Les groupes parlementaires, à l'exception du Rassemblement national et de La France insoumise, seront reçus au ministère de l'Economie pour parler du budget 2026 que le gouvernement espère voir adopté "au plus tôt", a annoncé dimanche la ministre de l'Action et des Comptes publics, Amélie de Monchalin.

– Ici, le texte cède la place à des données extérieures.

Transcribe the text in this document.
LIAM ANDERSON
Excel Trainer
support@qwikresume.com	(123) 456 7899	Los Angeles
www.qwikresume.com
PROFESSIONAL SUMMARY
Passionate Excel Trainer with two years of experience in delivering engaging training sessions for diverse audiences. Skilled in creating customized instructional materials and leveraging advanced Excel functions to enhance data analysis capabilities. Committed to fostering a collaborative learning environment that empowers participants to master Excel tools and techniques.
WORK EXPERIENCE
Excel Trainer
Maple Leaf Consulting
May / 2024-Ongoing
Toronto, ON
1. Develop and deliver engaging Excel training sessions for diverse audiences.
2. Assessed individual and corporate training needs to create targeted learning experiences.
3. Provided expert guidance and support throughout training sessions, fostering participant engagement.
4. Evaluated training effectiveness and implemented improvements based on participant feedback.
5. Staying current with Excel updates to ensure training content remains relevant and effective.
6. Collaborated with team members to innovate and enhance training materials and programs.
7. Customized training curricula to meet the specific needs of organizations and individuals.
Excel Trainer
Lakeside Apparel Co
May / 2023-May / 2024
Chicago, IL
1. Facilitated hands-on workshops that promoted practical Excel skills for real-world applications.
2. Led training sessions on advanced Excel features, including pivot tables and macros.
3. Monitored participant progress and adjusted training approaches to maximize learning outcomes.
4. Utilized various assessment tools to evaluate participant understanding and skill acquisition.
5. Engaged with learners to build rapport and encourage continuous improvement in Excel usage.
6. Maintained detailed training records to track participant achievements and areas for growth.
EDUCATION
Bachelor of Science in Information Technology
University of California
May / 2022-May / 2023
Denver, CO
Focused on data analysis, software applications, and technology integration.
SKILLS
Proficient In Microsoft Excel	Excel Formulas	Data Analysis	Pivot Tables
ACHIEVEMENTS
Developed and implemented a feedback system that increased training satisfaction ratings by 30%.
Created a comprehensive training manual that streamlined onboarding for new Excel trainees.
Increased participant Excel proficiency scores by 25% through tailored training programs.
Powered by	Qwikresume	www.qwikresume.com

"À la demande du Premier ministre, je recevrai avec Roland Lescure l'ensemble des groupes parlementaires avant la reprise des travaux en commission, en dehors du Rassemblement national et de la France insoumise, qui se sont employés à bloquer le budget par tous les moyens possibles au détriment des Français", peut-on lire dans un message de la ministre sur le réseau X.
"L'objectif est clair : que les parlementaires puissent trouver, au plus tôt, les conditions d'un compromis. L’impasse n'est pas une fatalité", ajoute-t-elle.
Après l'échec des travaux de la Commission paritaire composée de députés et de sénateurs sur le Projet de loi de finances (PLF) 2026, une loi spéciale a été adoptée fin décembre pour permettre la continuité du fonctionnement l'Etat, le prélèvement des impôts en particulier.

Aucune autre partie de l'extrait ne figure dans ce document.